The De Dios family is your ideal Filipino household save for the fact that it’s headed by a an actual leader of the community, Tunying (Ricky Davao), a barangay captain. Right off the bat, the foreshadowing of darker things to come is clearly shown by ‘accidents’ happening at inopportune moments. Her three sons (JC De Vera, Jason Abalos, RJ Agustin) are your typical rowdy boys, flirting around with girls, drowning themselves in liquor when they have problems too heavy to carry, but still coming home on time for meals at their family table. Little did they know that their fate will be similar to what Mercy de Dios (Nora Aunor), the matriarch, has read in the newspaper.
Like Real Florido’s 1st Ko si 3rd, the film’s central character is a woman yet it obviously depicts a world where men rule and women are indecisive. The CHR official (Ces Quesada) might have started off strong when she went marching up to the house with her forensic team to investigate the attack that happened, but after two more scenes, she is shown nonchalantly putting on her lipstick with the attorney handling the case (Victor Neri), apparently suddenly oblivious of the family’s plight and turning tail because of the powers that be. Even Mercy, when she had to take her seat at the head of the table, is shown as fidgety and unsure of handling such a big responsibility thrust upon her shoulders.

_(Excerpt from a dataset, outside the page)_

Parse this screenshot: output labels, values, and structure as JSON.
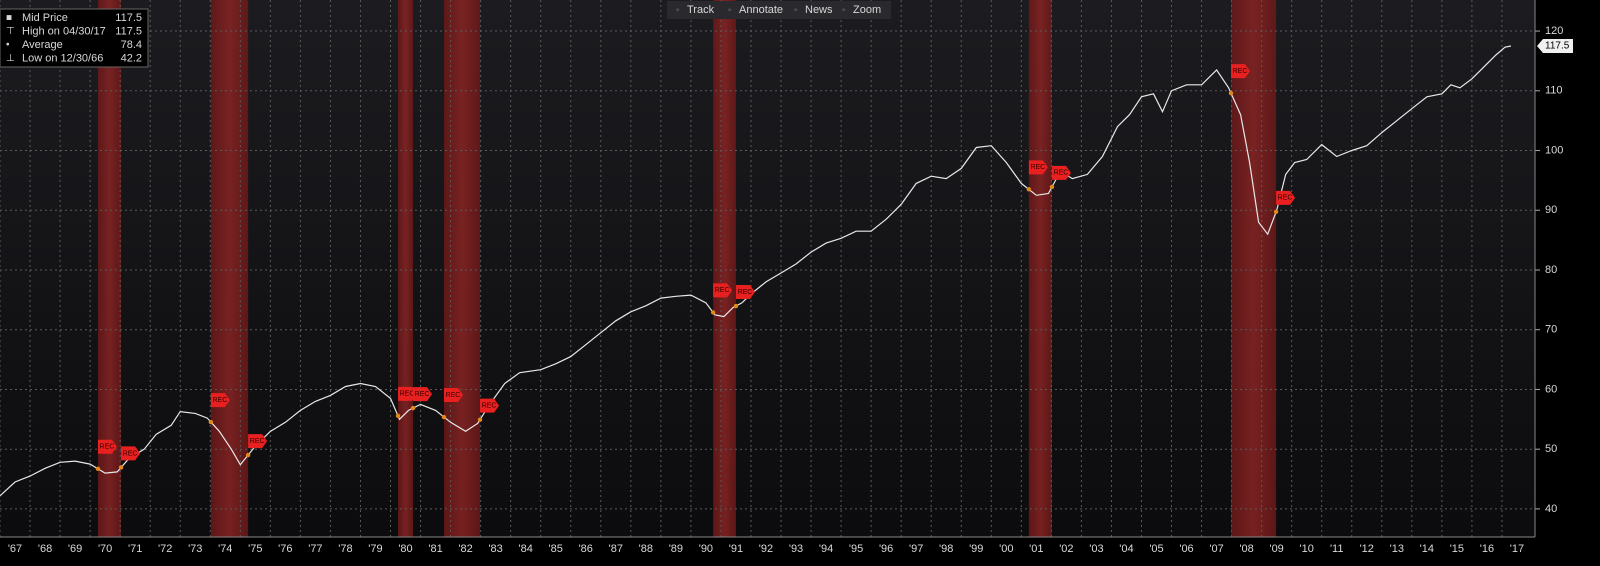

The best element of the film is Topel Lee’s cinematography, which usually goes behind and around the characters, as established in the opening scene during the conversation between the family meal. In that particular scene, and on others where a metaphor of balance need to be portrayed, it equally focuses on the character in the frame like the panopticon it is. However, when female characters is included the frame, such as the scene where Nora Aunor is eavesdropping, the camera just quickly changes focus to show her face. This unusual camera movement and angle also happens in the scenes of Rhen Escaño and Coleen Perez, both romantic interests of Mercy’s sons, and both shown to be either argumentative or easily giving up.
“Tama ka marahil, higante nga ang binabangga natin,” said the attorney to Mercy towards the end as they march into the unknown where the real fight has begun. In our society, we have recently begun tolerating that women can level the playing field with men, but to get to acceptance, we all have to forge on.